Formal normalization and greater strategic predictability are largely beneficial to both parties. Nonetheless, Putin’s reliance domestically on friction internationally could limit the appetite for, and political expediency of, further meaningful cooperation with the United States. Ultimately, the practical impact of these discussions will only be known with time. As Biden himself remarked, “we’ll find out within the next six months to a year whether or not we actually have a strategic dialogue that matters.”

Maria Shagina

Postdoctoral fellow at the Center for Eastern European Studies at the University of Zurich and a member of the Geneva International Sanctions Network at the Graduate Institute

It was clear from the beginning that the Biden-Putin summit will not result in a breakthrough.
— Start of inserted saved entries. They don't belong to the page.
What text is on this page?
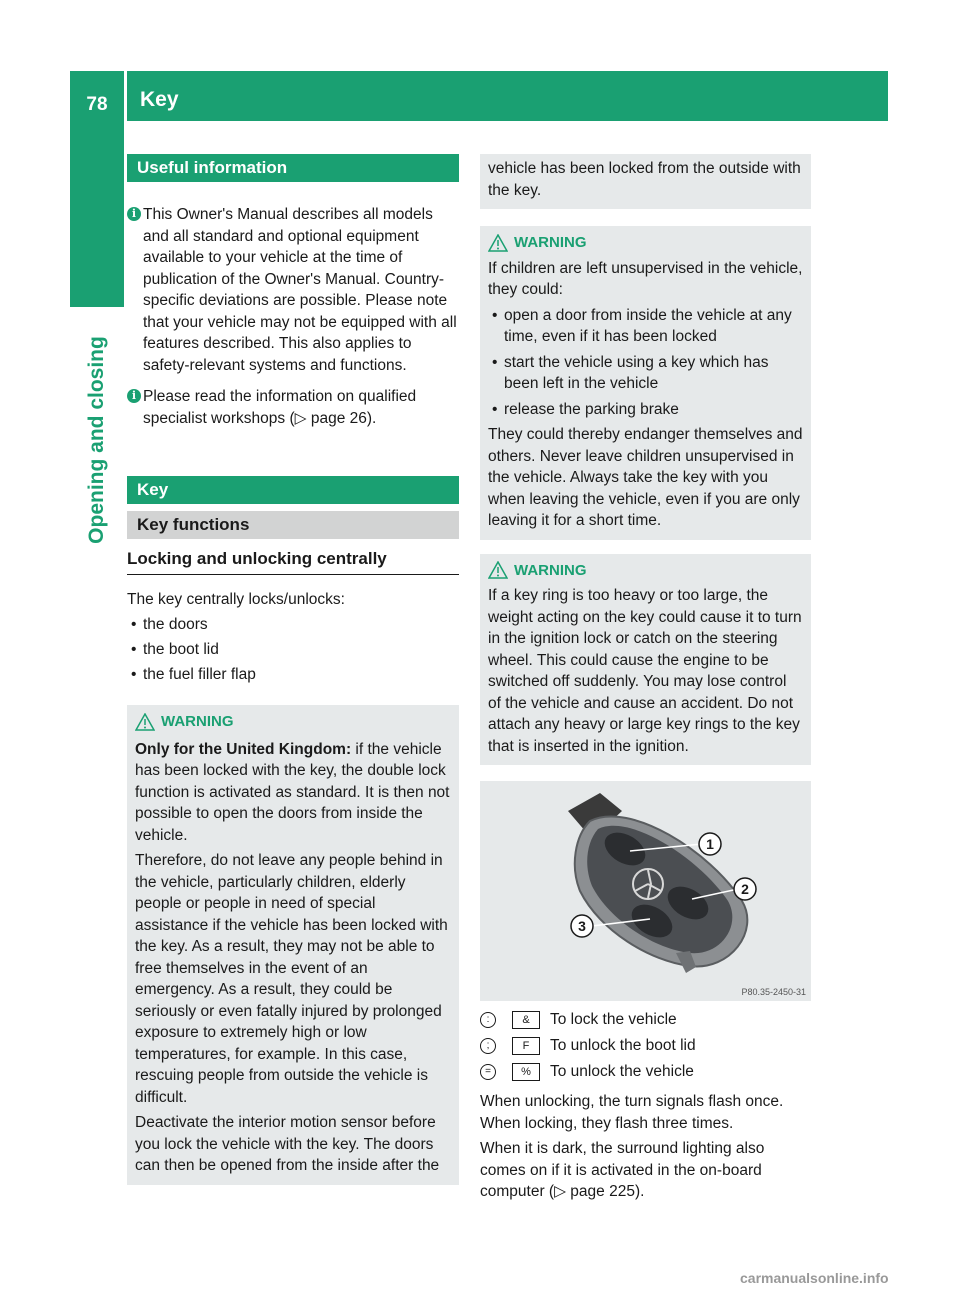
78	Key
Opening and closing
Useful information
i This Owner's Manual describes all models and all standard and optional equipment available to your vehicle at the time of publication of the Owner's Manual. Country-specific deviations are possible. Please note that your vehicle may not be equipped with all features described. This also applies to safety-relevant systems and functions.

i Please read the information on qualified specialist workshops (▷ page 26).

Key
Key functions
Locking and unlocking centrally

The key centrally locks/unlocks:

• the doors
• the boot lid
• the fuel filler flap
WARNING

Only for the United Kingdom: if the vehicle has been locked with the key, the double lock function is activated as standard. It is then not possible to open the doors from inside the vehicle.

Therefore, do not leave any people behind in the vehicle, particularly children, elderly people or people in need of special assistance if the vehicle has been locked with the key. As a result, they may not be able to free themselves in the event of an emergency. As a result, they could be seriously or even fatally injured by prolonged exposure to extremely high or low temperatures, for example. In this case, rescuing people from outside the vehicle is difficult.

Deactivate the interior motion sensor before you lock the vehicle with the key. The doors can then be opened from the inside after the

vehicle has been locked from the outside with the key.

WARNING

If children are left unsupervised in the vehicle, they could:

• open a door from inside the vehicle at any time, even if it has been locked
• start the vehicle using a key which has been left in the vehicle
• release the parking brake

They could thereby endanger themselves and others. Never leave children unsupervised in the vehicle. Always take the key with you when leaving the vehicle, even if you are only leaving it for a short time.

WARNING

If a key ring is too heavy or too large, the weight acting on the key could cause it to turn in the ignition lock or catch on the steering wheel. This could cause the engine to be switched off suddenly. You may lose control of the vehicle and cause an accident. Do not attach any heavy or large key rings to the key that is inserted in the ignition.

1
2
3
P80.35-2450-31
:	&	To lock the vehicle
;	F	To unlock the boot lid
=	%	To unlock the vehicle

When unlocking, the turn signals flash once. When locking, they flash three times.

When it is dark, the surround lighting also comes on if it is activated in the on-board computer (▷ page 225).

carmanualsonline.info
While there were many topics to discuss, there was very little to agree on. The personal meeting aimed to stabilize the relationship where possible and attempted to lay the groundwork for “a stable and predictable relationship.” After the chaotic Trump presidency, both the U.S. and Russia are interested in increasing predictability and minimizing uncontrolled confrontation. 

The talks exceeded low expectations. Ukraine and Belarus expectedly remained the most difficult topics to find a common ground on, however, several areas were outlined where mutual interests in achieving strategic stability exist: return of the country’s respective ambassadors, arms control, cybersecurity, and prisoners’ exchange. The most notable advancement occurred in cybersecurity. The U.S. attempted to set red lines in cyberspace and carve out safe zones in 16 areas of critical infrastructure. 

Biden acted in good faith in negotiating with Russia while setting clear boundaries. The next 6-12 months will be decisive in determining whether Russia is genuinely interested in establishing a new equilibrium.